Etichettato: impatto aumento costo energia su ragioni di scambio
Il lento declino delle ragioni di scambio europee
Quando ragioniamo dell’incremento rimarchevole del costo delle risorse energetiche dovremmo sempre ricordarci che questi rincari, che hanno fatto aumentare il valore nominale delle importazioni europee di oltre il 40% rispetto al pre-pandemia, secondo quanto osservato nell’ultimo bollettino delle Bce, hanno finito col determinare un notevole peggioramento delle nostra ragioni di scambio con l’estero.

Ricordiamo che le ragioni di scambio misurano sostanzialmente il rapporto fra esportazioni e importazioni di un paese. Mettiamo per ipotesi che esistano solo due paesi e due beni: petrolio e grano. E che un paese esporti petrolio e importi grano, mentre l’altro paese fra il contrario. Se il prezzo del petrolio aumenta significa che il paese che produce grano dovrà pagare di più le proprie forniture, e quindi il prezzo relativo del grano rispetto al petrolio diminuisce. Ciò significa che il paese che produce petrolio, incasserà più grano per le stesso importo esportato. La sua ragione di scambio migliora.
Se ci riferiamo a una economia nel suo complesso, le ragioni di scambio misurano il rapporto fra il prezzo ponderato delle esportazioni e delle sue importazioni. Se le ragioni di scambio aumentano, il paese avrà, a parità di quantità, un miglioramento dei conti commerciali.

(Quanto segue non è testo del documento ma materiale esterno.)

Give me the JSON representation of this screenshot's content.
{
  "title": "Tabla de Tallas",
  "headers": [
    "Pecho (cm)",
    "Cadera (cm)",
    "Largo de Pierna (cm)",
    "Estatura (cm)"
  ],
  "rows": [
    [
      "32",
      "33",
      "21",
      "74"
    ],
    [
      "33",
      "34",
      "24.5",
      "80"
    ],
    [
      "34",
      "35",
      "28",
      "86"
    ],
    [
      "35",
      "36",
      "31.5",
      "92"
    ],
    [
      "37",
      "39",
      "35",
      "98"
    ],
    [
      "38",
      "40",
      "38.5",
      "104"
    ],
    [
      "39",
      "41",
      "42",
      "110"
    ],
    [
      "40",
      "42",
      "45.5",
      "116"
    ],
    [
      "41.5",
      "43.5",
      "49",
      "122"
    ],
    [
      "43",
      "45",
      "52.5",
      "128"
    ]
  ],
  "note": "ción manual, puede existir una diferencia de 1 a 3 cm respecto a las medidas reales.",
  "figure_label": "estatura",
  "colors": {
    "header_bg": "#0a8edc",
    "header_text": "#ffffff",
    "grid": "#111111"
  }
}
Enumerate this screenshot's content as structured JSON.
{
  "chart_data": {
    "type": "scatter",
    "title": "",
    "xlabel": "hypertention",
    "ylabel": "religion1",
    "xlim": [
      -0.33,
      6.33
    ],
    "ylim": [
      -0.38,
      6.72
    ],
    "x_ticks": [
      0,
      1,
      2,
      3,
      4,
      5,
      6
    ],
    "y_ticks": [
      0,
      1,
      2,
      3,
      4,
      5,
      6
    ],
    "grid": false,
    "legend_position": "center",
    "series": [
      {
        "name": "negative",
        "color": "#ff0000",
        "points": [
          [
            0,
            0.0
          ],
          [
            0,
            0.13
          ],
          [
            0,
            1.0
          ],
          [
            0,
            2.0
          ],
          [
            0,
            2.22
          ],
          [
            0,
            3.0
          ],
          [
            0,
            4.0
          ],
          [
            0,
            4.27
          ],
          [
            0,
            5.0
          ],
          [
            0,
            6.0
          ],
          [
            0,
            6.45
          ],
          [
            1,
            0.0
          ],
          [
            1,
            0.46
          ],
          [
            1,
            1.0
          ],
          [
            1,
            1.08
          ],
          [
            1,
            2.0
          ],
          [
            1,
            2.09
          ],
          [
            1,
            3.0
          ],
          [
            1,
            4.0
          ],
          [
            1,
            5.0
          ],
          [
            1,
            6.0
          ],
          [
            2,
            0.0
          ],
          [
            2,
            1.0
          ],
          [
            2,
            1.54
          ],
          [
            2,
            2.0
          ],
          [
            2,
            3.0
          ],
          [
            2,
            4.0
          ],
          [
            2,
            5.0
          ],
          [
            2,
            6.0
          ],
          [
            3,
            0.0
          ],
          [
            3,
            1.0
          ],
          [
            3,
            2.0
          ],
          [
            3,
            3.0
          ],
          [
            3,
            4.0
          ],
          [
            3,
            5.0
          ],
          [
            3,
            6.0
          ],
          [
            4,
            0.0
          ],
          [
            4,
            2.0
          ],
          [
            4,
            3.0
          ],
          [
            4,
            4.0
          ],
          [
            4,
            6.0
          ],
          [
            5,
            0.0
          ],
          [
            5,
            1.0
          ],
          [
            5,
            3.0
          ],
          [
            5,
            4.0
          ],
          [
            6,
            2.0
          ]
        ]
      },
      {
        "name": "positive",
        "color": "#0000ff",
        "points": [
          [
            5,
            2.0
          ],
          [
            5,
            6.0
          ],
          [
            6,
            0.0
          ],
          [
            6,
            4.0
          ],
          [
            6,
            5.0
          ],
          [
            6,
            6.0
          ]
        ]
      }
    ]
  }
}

Viceversa, un peggioramento.
Questo è quello che è accaduto nell’Eurozona, dove, “le ragioni di scambio sono notevolmente peggiorate a partire dalla seconda metà del 2021, di riflesso al brusco aumento dei prezzi dei beni energetici”. Il grafico sotto ci dice quello che c’è da sapere.

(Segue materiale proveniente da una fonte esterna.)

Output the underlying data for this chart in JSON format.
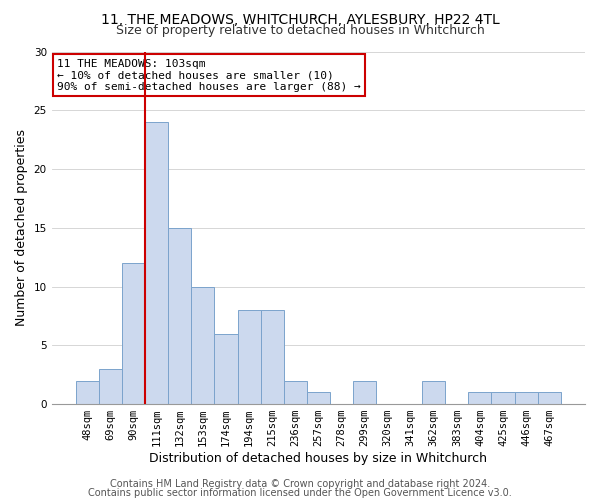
{
  "title": "11, THE MEADOWS, WHITCHURCH, AYLESBURY, HP22 4TL",
  "subtitle": "Size of property relative to detached houses in Whitchurch",
  "xlabel": "Distribution of detached houses by size in Whitchurch",
  "ylabel": "Number of detached properties",
  "bar_labels": [
    "48sqm",
    "69sqm",
    "90sqm",
    "111sqm",
    "132sqm",
    "153sqm",
    "174sqm",
    "194sqm",
    "215sqm",
    "236sqm",
    "257sqm",
    "278sqm",
    "299sqm",
    "320sqm",
    "341sqm",
    "362sqm",
    "383sqm",
    "404sqm",
    "425sqm",
    "446sqm",
    "467sqm"
  ],
  "bar_heights": [
    2,
    3,
    12,
    24,
    15,
    10,
    6,
    8,
    8,
    2,
    1,
    0,
    2,
    0,
    0,
    2,
    0,
    1,
    1,
    1,
    1
  ],
  "bar_color": "#ccd9ee",
  "bar_edge_color": "#7ba3cc",
  "vline_x": 2.5,
  "vline_color": "#cc0000",
  "annotation_text": "11 THE MEADOWS: 103sqm\n← 10% of detached houses are smaller (10)\n90% of semi-detached houses are larger (88) →",
  "annotation_box_color": "#ffffff",
  "annotation_box_edge": "#cc0000",
  "ylim": [
    0,
    30
  ],
  "yticks": [
    0,
    5,
    10,
    15,
    20,
    25,
    30
  ],
  "footer1": "Contains HM Land Registry data © Crown copyright and database right 2024.",
  "footer2": "Contains public sector information licensed under the Open Government Licence v3.0.",
  "title_fontsize": 10,
  "subtitle_fontsize": 9,
  "axis_label_fontsize": 9,
  "tick_fontsize": 7.5,
  "footer_fontsize": 7,
  "annotation_fontsize": 8
}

A questi andamenti ha contribuito anche il deprezzamento dell’euro rispetto al dollaro, che poi è la moneta con la quale in gran parte si pagano queste forniture, che ha gravato sulle ragioni di scambio europee, già appesantite dai rincari energetici, alle quali sono evidentemente collegate.

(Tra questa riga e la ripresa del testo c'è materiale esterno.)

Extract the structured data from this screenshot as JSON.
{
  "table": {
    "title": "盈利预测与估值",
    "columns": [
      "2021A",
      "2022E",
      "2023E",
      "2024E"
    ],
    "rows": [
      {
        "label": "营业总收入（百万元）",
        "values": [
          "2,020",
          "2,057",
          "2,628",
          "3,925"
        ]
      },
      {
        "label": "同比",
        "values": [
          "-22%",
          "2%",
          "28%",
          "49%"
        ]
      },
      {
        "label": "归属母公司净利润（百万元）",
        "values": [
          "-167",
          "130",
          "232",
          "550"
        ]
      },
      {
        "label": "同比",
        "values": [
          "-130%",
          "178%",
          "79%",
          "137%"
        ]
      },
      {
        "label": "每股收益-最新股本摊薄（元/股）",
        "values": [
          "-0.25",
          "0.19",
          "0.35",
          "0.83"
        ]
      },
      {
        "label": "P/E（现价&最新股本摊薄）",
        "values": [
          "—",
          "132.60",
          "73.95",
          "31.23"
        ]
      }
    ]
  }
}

Le ragioni di scambio ovviamente fluttuano, ma stavolta hanno oscillato più del solito. E questo ha prodotto un notevole peggioramento sul livello del reddito dell’area, che di fatto corrisponde a un trasferimento di potere d’acquisto europeo verso altre regioni.
In dettaglio, la Bce ha calcolato che questo trasferimento, nel quarto trimestre del 2021, abbia pesato 1,3 punti di pil dell’area, se si confronta col quarto trimestre dell’anno precedente. Un andamento in parte compensato dai maggiori prezzi alle esportazioni applicati dai paesi europei agli acquirenti esteri.
E’ interessante osservare (grafico sotto) che l’effetto reddito negativo per l’Ue è stato maggiore rispetto a Usa e Uk, per la semplice ragione che queste economie “dipendono in misura minore dalle importazioni nette di beni energetici”.

Ciò ovviamente ha diminuito l’avanzo corrente dell’eurozona, contribuendo al trend di sostanziale pareggio dei conti con l’estero che l’area ha raggiunto di recente, “dopo aver accumulato persistenti avanzi di conto corrente nel corso dell’ultimo decennio”. I vecchi tempi sono finiti, insomma. Meglio saperlo.